On voit donc que remplacer des forêts feuillues âgées par des résineux exploités sur des cycles beaucoup plus courts renforce le réchauffement climatique. Les plantations sont subventionnées et si l’épicéa n’a plus la côte, le sapin de Douglas, originaire d’Amérique, vient le remplacer.

Pourtant, cette espèce ne supporte pas, elle non plus, les fortes sécheresses. Cela le rend sensible aux attaques de champignons ainsi qu’à celles d’une mouche qui pond dans les aiguilles.

Que les arbres soient autochtones ou allochtones, stressés par une sécheresse, ils deviennent beaucoup plus sensibles aux champignons ou aux insectes pathogènes, voire aux deux à la fois. Mais plus la forêt est artificielle en composition et en structure (on parle de futaie régulière où tous les arbres ont le même âge avec souvent une seule espèce), plus elle sera sensible et moins résiliente.

Le retour des coupes rases

L’exploitation des épicéas atteints par les scolytes donne lieu à des coupes rases qui offrent souvent un spectacle de désolation. Le sol est mis à nu et subit les fortes températures. Pourtant en forêt publique alsacienne, les forestiers ne pratiquaient plus de coupe rase depuis une vingtaine d’années.

Coupe rase d’épicéas atteints par les scolytes dans les Vosges du Nord (Photo JC Génot / doc remis)

On peut légitimement se demander si les plantations, soumises aux futures canicules, vont se développer normalement sans subir de dégâts ? En forêt publique en-dessous d’un hectare, les coupes rases ne devraient pas être reboisées mais laissées à la dynamique naturelle avec du bois mort abandonné au sol et sur pied. Ces zones sont des refuges pour la faune.

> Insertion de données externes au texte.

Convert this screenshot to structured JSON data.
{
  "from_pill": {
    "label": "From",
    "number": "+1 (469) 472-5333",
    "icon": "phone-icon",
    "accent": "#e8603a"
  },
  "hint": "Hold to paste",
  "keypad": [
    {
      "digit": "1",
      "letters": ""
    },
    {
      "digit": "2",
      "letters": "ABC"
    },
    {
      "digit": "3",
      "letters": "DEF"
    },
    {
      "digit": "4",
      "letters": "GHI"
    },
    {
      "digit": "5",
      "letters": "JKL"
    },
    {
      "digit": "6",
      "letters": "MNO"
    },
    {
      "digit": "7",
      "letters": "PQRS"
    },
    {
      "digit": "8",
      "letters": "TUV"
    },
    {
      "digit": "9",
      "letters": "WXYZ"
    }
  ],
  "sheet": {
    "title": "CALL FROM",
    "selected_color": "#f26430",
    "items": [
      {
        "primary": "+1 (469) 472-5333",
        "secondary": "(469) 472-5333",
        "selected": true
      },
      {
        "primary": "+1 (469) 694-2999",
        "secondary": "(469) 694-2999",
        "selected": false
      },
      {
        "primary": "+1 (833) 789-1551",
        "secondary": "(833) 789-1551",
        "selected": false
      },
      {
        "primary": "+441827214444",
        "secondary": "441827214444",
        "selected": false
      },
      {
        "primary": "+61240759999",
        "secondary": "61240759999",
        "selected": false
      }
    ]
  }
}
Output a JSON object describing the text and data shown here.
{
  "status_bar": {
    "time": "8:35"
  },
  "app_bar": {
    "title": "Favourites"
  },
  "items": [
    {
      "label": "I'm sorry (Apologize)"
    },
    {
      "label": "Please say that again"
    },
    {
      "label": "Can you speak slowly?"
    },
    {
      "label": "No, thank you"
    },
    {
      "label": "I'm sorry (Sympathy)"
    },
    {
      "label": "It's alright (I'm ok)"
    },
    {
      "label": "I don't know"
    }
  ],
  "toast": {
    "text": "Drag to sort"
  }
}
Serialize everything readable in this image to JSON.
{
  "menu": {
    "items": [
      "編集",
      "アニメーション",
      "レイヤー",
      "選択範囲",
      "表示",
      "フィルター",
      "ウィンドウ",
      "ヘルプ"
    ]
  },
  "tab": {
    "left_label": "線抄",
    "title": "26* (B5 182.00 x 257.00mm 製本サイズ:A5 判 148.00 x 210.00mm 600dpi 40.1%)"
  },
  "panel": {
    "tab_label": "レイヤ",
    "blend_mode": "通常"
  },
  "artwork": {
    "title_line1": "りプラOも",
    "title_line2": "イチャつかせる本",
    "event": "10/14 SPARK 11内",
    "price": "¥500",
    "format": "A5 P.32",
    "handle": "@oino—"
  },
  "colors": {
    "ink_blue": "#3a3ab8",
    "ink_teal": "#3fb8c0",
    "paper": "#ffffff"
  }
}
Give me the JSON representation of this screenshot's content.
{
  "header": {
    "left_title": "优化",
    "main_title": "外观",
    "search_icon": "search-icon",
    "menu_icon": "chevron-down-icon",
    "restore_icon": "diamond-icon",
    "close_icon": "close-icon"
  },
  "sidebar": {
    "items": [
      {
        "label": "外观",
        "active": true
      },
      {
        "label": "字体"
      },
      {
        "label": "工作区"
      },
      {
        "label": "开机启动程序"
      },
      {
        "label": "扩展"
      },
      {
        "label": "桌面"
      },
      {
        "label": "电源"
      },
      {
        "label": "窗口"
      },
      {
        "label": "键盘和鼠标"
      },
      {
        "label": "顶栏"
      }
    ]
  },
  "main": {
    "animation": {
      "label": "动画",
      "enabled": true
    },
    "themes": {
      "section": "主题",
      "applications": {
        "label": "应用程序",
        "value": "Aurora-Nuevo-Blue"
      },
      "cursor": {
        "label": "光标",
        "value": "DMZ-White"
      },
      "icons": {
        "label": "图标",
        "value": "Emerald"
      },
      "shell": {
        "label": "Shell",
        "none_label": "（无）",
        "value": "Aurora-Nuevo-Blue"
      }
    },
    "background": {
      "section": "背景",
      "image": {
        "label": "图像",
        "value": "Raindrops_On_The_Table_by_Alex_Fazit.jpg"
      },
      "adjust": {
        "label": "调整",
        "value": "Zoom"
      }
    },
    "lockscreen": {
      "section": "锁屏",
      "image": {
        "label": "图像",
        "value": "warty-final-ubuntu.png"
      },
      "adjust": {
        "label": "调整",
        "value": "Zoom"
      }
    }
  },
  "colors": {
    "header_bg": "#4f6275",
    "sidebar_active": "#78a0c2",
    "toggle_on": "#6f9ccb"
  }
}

Ailleurs, il faut éviter la coupe rase en laissant les autres essences présentes et des bouquets d’épicéas dépérissant car la forêt a besoin de bois mort et de l’ombre que peuvent encore fournir les arbres secs. Si le reboisement artificiel est inévitable, mieux vaut privilégier les essences locales en laissant venir également la régénération naturelle.

Misons sur les essences autochtones

Vouloir adapter la forêt au climat relève de l’arrogance humaine et du refus d’accompagner ce changement dont nous sommes responsables. Il faut plus que jamais travailler avec la nature et non contre elle. Plus on veut s’éloigner du mode de fonctionnement naturel d’une forêt et plus cela coûte cher en énergie manuelle, mécanique et chimique, donc en argent.

Il faut réduire les facteurs de vulnérabilité qui rendent les forêts encore plus sensibles au réchauffement climatique. Pour cela, il faut miser sur les essences autochtones, des forêts à structure irrégulière avec un mélange d’espèces et des âges différents, des rotations de coupes plus longues, des peuplements matures plus denses et du bois mort au sol. Il faut également développer des forêts en libre en évolution où l’adaptation se fera naturellement et dont nous aurons des leçons à tirer pour les forêts exploitées.